Suppose that gene b is sex-linked, recessive, and lethal. A man marries a woman who is heterozygous for this gene. If this couple had many normal children, what would be he predicted sex ratio of these children?
Lethal when? If lethal after many years, the sex ratio is 1:1. If lethal in the womb, then one boy for every two girls, as the other boys died in the womb.
what would be the punnet square
i can it do it myself but what about genotype and phenotype
Woman = Bb
Man = By, since the lethal gene is sex-linked, it is not on the y chromosome. From this, you should be able to do the Punnet square to get the genotypes. From them, you can figure the phenotypes.
Ah, the gene b is quite the troublemaker! Well, my friend, since gene b is sex-linked, recessive, and lethal, it means that for a male child to have the lethal effect, he only needs to inherit one copy of the gene from his mother.
Now, to answer your question about the predicted sex ratio of their children, let's step into the clown car of probability. The couple has a 50% chance of having a male or female child with each pregnancy, just like any other ordinary genes.
However, in terms of the lethal gene b, if the couple were to have a male child, the chances of him being affected by the gene are quite high! Since the mother is heterozygous for the gene, there is a 50% chance she will pass on the lethal b gene to her son.

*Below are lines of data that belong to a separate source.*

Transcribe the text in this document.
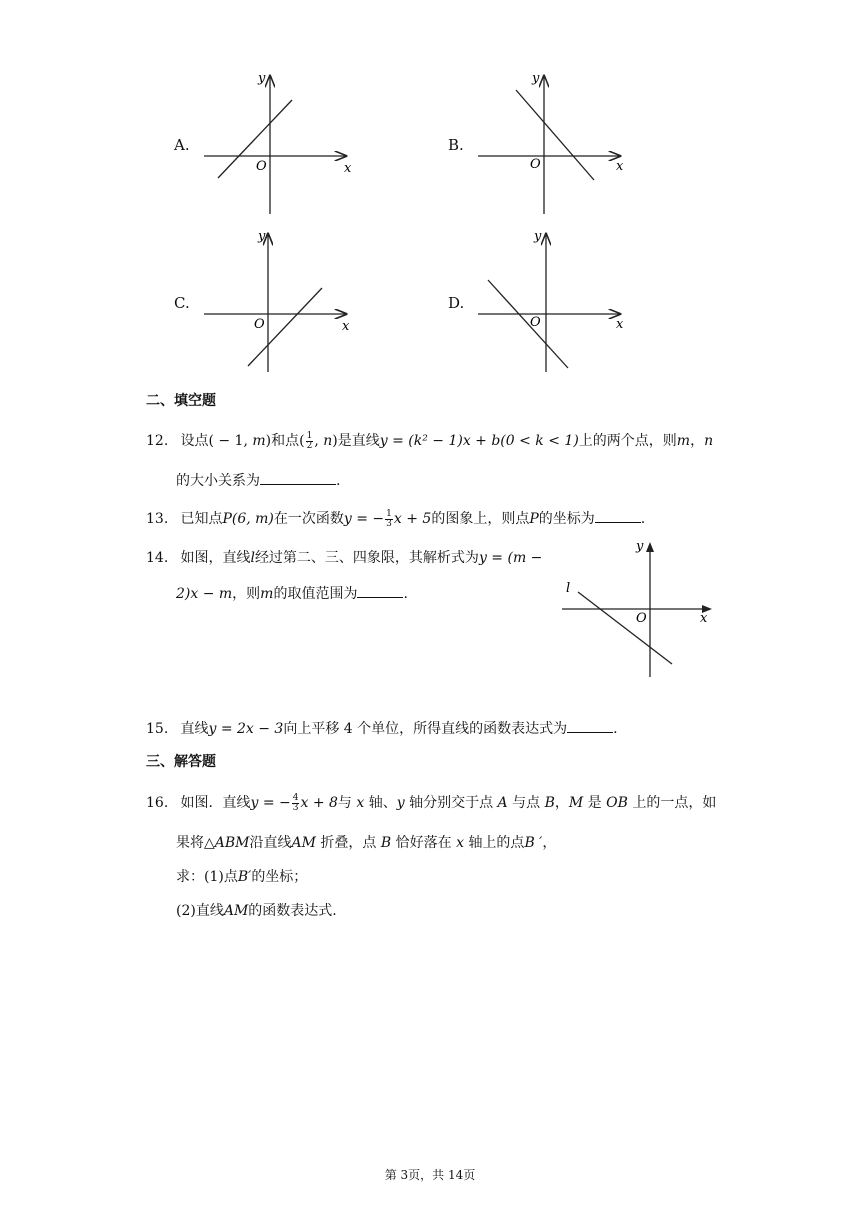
A.
x
y
O
B.
x
y
O
C.
x
y
O
D.
x
y
O
二、填空题
12. 设点( − 1, m)和点( $\frac{1}{2}$ , n)是直线y = (k² − 1)x + b(0 < k < 1)上的两个点，则m，n
的大小关系为	.
13. 已知点P(6, m)在一次函数y = − $\frac{1}{3}$ x + 5的图象上，则点P的坐标为	.
14. 如图，直线l经过第二、三、四象限，其解析式为y = (m −
2)x − m，则m的取值范围为	.
x
y
O
l
15. 直线y = 2x − 3向上平移 4 个单位，所得直线的函数表达式为	.
三、解答题
16. 如图．直线y = − $\frac{4}{3}$ x + 8与 x 轴、y 轴分别交于点 A 与点 B，M 是 OB 上的一点，如
果将△ABM沿直线AM 折叠，点 B 恰好落在 x 轴上的点B ′，
求：(1)点B′的坐标；
(2)直线AM的函数表达式.
第 3页，共 14页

On the other hand, if the couple were to have a female child, she would have to inherit two copies of the gene, one from each parent, in order to be affected. This would only occur if both parents passed on the b gene. Statistically, this would be less likely to happen since the mother is only heterozygous for the gene.
So, to sum it up with a sprinkle of humor, if the couple has many normal children despite having the gene b, the predicted sex ratio would lean towards more female children. However, please remember that predictions are like juggling chainsaws - they can be entertaining, but not always precise!
To determine the predicted sex ratio of the children, we need to understand the inheritance pattern of the sex-linked, recessive, and lethal gene.
In humans, sex-linked genes are located on the sex chromosomes, specifically the X chromosome. Females have two copies of the X chromosome (XX), while males have one X and one Y chromosome (XY).
Given that the gene b is recessive, both copies of the gene must be present for the lethal effect to occur. This means that individuals who are heterozygous for the gene (XbX) are unaffected and considered normal, while those who are homozygous recessive (XbXb) will experience the lethal effect.
Now, let's evaluate the possible combinations of offspring for this couple:
1. Sons: The father will always contribute an X chromosome (since he is male), and the mother can contribute either an X or a Y chromosome. Therefore, the possible combinations are XY (no gene b) or XYb (heterozygous for gene b). In either case, the sons will be unaffected and normal.
2. Daughters: The father will always contribute an X chromosome, and the mother can contribute either an X chromosome without the gene b (X) or an X chromosome with the gene b (Xb). Therefore, the possible combinations are XX (normal) or XXb (heterozygous for gene b). The daughters who are XXb will be unaffected carriers of the gene b but will not experience the lethal effect.
Based on these possibilities, the predicted sex ratio of the children will be 50% sons (XY) and 50% daughters (XX and XXb).